Naheliegende Ermittlungen nicht durchgeführt
Laut Paragraph 31a der Straßenverkehrszulassungsordnung (StVZO) können Behörden das Führen eines Fahrtenbuches anordnen, wenn nach einem Verstoß der Fahrer nicht ermittelt werden kann. Diese Praxis ist auch bereits mehrfach von den höchsten Gerichten in Deutschland so bestätigt worden. Um ein Fahrtenbuch anordnen zu können, muss es sich indes „um einen schwerwiegenden Verkehrsverstoß beziehungsweise einen Verstoß von einigem Gewicht“ handeln.
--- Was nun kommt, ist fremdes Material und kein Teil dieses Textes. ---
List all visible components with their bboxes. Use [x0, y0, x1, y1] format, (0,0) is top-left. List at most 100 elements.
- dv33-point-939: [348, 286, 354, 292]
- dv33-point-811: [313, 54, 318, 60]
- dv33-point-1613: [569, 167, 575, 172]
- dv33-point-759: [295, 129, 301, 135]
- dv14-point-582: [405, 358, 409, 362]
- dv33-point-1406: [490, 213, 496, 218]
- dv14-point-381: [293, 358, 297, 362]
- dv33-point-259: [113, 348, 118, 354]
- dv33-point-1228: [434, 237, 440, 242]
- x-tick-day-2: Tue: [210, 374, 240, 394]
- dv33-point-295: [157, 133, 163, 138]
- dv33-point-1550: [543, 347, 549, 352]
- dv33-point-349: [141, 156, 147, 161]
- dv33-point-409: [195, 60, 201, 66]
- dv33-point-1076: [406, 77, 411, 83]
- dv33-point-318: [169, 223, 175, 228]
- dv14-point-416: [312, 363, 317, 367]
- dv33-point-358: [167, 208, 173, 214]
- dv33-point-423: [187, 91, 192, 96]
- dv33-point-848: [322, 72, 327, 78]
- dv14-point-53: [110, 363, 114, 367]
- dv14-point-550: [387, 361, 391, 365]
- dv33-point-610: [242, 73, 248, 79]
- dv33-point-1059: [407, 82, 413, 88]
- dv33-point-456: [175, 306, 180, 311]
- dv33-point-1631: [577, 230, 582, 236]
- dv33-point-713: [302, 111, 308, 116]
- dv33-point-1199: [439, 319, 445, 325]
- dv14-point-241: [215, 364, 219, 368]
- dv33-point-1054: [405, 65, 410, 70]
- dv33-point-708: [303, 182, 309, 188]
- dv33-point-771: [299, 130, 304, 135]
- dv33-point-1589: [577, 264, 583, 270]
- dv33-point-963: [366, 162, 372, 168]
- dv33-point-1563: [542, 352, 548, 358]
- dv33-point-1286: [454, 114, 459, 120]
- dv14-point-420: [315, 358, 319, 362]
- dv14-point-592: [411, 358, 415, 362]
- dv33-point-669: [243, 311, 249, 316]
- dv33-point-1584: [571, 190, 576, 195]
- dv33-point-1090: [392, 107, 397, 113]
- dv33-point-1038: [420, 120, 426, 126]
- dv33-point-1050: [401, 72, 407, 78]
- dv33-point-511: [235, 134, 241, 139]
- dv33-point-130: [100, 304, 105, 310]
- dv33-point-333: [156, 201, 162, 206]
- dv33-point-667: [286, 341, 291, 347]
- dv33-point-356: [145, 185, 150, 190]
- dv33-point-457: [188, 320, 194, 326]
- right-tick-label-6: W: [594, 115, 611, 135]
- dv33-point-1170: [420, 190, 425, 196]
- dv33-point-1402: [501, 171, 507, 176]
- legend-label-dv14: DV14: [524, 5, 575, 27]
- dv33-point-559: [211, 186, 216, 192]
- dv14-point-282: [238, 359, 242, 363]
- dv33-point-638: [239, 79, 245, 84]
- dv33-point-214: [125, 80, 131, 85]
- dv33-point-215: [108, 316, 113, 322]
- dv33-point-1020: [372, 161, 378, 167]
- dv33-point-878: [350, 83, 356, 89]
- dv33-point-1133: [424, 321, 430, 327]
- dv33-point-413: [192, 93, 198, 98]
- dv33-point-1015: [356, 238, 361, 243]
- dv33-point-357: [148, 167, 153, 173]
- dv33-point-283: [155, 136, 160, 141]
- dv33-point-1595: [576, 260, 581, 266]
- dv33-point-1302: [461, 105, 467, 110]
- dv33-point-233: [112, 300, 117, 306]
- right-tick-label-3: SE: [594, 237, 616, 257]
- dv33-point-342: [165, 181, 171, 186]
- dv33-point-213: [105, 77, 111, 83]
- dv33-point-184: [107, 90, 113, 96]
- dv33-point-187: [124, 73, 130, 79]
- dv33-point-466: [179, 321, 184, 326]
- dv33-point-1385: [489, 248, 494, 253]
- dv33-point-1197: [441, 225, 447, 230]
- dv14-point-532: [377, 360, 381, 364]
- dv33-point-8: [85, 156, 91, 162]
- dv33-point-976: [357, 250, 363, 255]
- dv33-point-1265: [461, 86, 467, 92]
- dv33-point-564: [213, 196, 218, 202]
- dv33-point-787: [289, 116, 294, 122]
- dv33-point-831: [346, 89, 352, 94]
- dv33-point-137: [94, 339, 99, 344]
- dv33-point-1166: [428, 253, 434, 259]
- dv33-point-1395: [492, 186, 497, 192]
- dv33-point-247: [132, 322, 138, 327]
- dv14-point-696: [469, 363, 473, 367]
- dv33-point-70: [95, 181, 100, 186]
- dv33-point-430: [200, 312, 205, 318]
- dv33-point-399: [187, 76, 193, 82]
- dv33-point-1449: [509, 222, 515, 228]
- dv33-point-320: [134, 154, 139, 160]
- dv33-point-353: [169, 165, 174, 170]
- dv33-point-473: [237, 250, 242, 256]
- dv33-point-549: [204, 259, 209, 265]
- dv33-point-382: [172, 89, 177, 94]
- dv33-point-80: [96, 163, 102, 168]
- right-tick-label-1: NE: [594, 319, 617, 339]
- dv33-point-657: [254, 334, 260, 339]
In der Regel ist diese Voraussetzung erfüllt, wenn es sich um Vergehen handelt, für die ein Strafpunkt im Flensburger Fahreignungsregister fällig wird.
Das Führen eines Fahrtenbuches nach einem Geschwindigkeitsverstoß jedoch kann nur unter bestimmten Bedingungen angeordnet werden, betonten die OVG-Richter jetzt. „Eine Fahrtenbuchauflage kommt nach der maßgeblichen gesetzlichen Vorschrift nur dann in Betracht, wenn die Täterfeststellung nach einem Verkehrsverstoß unmöglich gewesen ist“, heißt es in der Urteilsbegründung.
In Rhein-Erft indes seien „naheliegende Ermittlungsansätze“ nicht genutzt worden. Das „klare Tatfoto“ etwa sei nicht mit Lichtbildern im Personalausweisregister abgeglichen worden. „Dies wäre ohne nennenswerten Aufwand möglich gewesen, ist in Verfahren dieser Art regelmäßig üblich und hätte im konkreten Fall zu einem Tatverdacht gegen den Sohn der Klägerin geführt“, teilte das OVG mit.